Page 2 / How we differ
Why a memory layer needs an operational tier
Most AI memory products are SaaS. You send your data to their cloud. Their compliance posture becomes your compliance posture.
The failure modes
When the regulator asks, you point at their SOC 2 report. When the auditor demands, you wait for their export. When opposing counsel issues a subpoena, you file a motion. This works until it doesn't. The failure modes:
- Data residency — your customer requires data stay in the EU or in their country; the SaaS vendor does not have a region there
- Regulatory escalation — a regulator imposes new requirements on AI; your SaaS vendor's roadmap does not align with your timeline
- Vendor failure — your SaaS vendor gets acquired, pivots, or fails; your data is hostage
- Air-gap requirement — your customer requires no outbound network calls; your SaaS vendor cannot satisfy this
- Liability concentration — you carry liability for AI agent actions but cannot inspect the system that performed them
ai-memory™ solves the data plane problem: open source, runs on your infrastructure, you own your data forever.
But that creates a new problem: you are now operating regulated infrastructure with no commercial counterparty. When the auditor demands evidence, you produce it yourself. When the BAA is required, you have nobody to sign it. When the FedRAMP authorization is needed, you sponsor it yourself.
For most organizations, that is fine. The OSS is enough.
For regulated organizations, that is not fine. They need the operational counterparty.
That is the AgenticMem position: operational counterparty for organizations running ai-memory at regulated scale.
How we differ from Mem0, Letta, Zep, and the rest
We will be specific because vague comparisons do not help procurement teams.
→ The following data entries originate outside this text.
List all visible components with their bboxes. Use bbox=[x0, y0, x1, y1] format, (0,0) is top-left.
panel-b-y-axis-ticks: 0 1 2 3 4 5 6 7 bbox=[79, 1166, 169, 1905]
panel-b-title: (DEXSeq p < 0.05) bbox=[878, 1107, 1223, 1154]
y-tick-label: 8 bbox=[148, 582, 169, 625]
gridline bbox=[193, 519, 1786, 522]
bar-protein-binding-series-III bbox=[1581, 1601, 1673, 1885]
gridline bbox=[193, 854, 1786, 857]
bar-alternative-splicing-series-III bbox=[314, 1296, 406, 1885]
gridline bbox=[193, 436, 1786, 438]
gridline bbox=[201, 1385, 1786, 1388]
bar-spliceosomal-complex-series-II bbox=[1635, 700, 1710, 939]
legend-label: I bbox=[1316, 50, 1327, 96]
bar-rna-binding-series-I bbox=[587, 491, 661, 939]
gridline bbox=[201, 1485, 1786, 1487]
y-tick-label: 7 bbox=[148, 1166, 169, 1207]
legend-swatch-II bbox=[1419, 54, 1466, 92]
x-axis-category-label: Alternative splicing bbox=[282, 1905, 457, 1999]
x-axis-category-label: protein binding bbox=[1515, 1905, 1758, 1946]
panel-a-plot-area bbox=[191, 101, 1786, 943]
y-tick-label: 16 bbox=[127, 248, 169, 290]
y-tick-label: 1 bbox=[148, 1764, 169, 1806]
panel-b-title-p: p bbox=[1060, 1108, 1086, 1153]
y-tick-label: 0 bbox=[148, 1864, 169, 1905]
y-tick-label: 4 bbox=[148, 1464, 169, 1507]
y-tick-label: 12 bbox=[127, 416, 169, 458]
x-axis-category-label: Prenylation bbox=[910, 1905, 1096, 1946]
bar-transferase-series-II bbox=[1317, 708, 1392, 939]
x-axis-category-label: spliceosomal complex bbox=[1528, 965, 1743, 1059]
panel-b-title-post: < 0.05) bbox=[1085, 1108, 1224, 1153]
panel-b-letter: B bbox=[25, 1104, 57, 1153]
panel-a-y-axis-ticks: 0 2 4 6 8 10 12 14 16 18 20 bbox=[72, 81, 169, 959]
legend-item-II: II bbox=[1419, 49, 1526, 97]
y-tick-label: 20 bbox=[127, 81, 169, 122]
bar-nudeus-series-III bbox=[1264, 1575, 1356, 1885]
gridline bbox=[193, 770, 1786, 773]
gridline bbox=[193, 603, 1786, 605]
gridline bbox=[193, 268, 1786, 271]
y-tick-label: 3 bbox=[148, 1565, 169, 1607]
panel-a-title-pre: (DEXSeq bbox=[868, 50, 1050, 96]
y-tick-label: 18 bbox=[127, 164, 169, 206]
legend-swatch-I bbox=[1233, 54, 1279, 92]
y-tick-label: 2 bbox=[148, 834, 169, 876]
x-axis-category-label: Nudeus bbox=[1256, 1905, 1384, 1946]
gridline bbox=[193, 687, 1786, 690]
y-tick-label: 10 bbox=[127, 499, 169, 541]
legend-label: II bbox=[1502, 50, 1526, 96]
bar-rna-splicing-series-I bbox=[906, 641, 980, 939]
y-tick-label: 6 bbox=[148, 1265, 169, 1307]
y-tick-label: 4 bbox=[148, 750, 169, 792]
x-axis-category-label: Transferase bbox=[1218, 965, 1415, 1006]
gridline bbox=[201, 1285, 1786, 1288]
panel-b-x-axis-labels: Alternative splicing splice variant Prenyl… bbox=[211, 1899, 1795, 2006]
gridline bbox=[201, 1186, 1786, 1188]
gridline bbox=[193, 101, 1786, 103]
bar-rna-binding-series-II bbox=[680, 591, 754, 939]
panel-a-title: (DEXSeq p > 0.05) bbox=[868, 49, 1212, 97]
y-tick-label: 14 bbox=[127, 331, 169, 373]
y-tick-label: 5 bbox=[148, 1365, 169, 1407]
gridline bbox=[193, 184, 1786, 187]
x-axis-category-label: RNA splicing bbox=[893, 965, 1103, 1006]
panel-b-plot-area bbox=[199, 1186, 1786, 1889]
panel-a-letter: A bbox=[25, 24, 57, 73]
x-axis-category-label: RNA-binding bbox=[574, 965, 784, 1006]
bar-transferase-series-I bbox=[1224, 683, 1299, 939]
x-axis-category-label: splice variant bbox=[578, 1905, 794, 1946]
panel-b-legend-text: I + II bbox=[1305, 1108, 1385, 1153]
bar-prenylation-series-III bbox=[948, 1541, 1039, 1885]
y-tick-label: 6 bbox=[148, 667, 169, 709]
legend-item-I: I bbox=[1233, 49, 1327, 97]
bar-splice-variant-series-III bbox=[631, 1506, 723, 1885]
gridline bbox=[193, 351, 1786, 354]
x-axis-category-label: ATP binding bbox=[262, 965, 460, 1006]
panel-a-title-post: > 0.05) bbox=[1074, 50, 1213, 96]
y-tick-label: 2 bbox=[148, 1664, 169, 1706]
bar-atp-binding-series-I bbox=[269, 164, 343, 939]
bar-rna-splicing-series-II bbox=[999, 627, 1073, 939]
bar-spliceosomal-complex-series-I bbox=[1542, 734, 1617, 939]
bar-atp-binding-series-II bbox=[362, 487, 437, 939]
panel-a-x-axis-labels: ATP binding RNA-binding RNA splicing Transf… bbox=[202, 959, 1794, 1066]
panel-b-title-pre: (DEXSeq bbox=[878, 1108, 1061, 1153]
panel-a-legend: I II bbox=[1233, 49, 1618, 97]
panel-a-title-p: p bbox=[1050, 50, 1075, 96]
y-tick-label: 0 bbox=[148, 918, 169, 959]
| Dimension | Mem0 Cloud | Letta Cloud | Zep Cloud | AgenticMem |
|---|---|---|---|---|
| License of substrate | Apache 2.0 | Apache 2.0 | mixed | Apache 2.0 |
| Where your data lives | Mem0's cloud | Letta's cloud | Zep's cloud | Your infrastructure |
| Self-hosting available | OpenMemory (Docker) | self-host stack | Graphiti (open source) | Native |
| SOC 2 Type II | Yes (Mem0 holds it) | unverified | Yes (Zep holds it) | You can hold yours, mapped from substrate |
| HIPAA BAA | Mem0 signs | unverified | Zep signs | AgenticMem signs, with substrate-derived evidence |
| FedRAMP | not authorized | not authorized | not authorized | Sovereign tier path |
| Air-gap deployment | not possible | possible (self-host) | possible (Graphiti) | Native, with operational support |
| Multi-agent native | partial | partial | partial | Native (W-of-N quorum federation) |
| Mesh federation | not native | not native | not native | Native (mTLS allowlist, vector clocks) |
| Temporal-validity KG | partial (graph add-on) | not native | yes (Graphiti) | Native |
| Trademark | Mem0 | Letta / MemGPT | Zep / Graphiti | AgenticMem™ + ai-memory™ |
Honest comparisons
Mem0, Letta, and Zep are all good products. They serve different use cases than we do.
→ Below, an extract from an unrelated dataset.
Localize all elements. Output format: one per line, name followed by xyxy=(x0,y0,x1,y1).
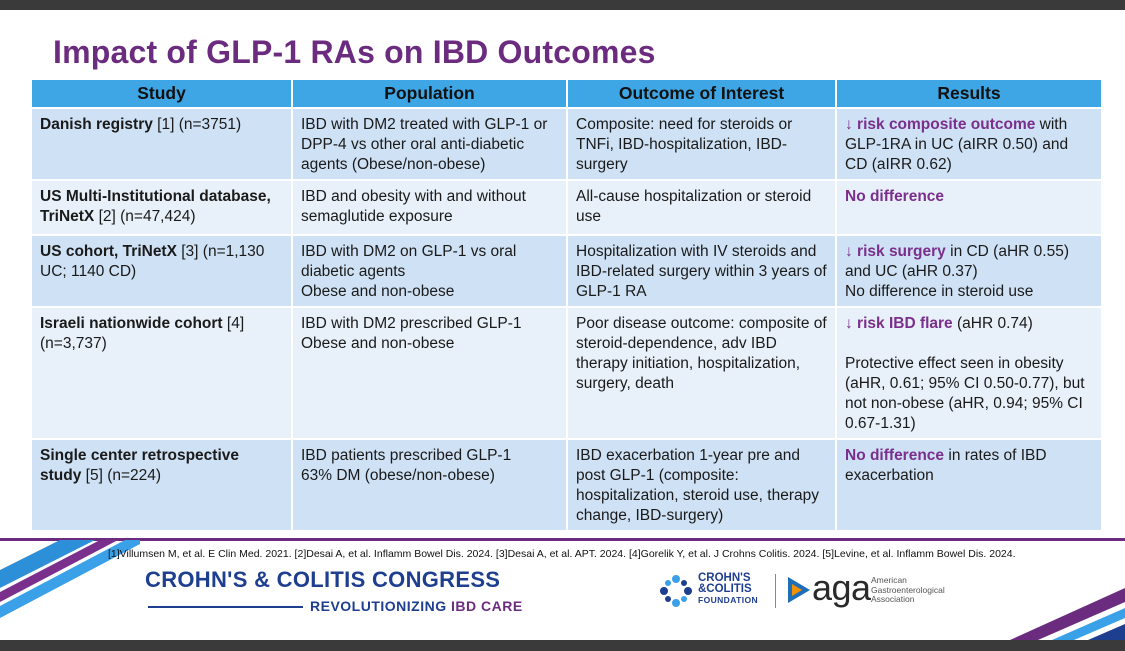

If you need a managed cloud service, you should evaluate Mem0 first. They have substantial venture backing, an AWS partnership, the largest GitHub following in the category, and the most mature managed offering. We do not compete with that and we will tell you so on the discovery call.
If you need a long-running agent runtime with self-editing memory, you should evaluate Letta. They are the production evolution of MemGPT and they have a real architecture for it.
If you need a temporal knowledge graph with strong relational accuracy, you should evaluate Zep / Graphiti. Their LongMemEval scores are the best in the field for that specific dimension.
You should evaluate AgenticMem when:
- You need data sovereignty (your data on your infrastructure, never on ours)
- You need regulatory defensibility (we sign BAAs, we sponsor FedRAMP, we accept liability)
- You need multi-agent coordination across organizational trust boundaries (not just user/session/agent scopes within one cloud)
- You need air-gap deployment for classified or export-controlled environments
- You need a vendor that cannot lock you in because the substrate is open source forever
If those are not your requirements, you should probably not buy from us. The OSS is free; you can run it yourself; the cost of our commercial tier exists for the operational scale where the certifications and liability matter, not for everyone.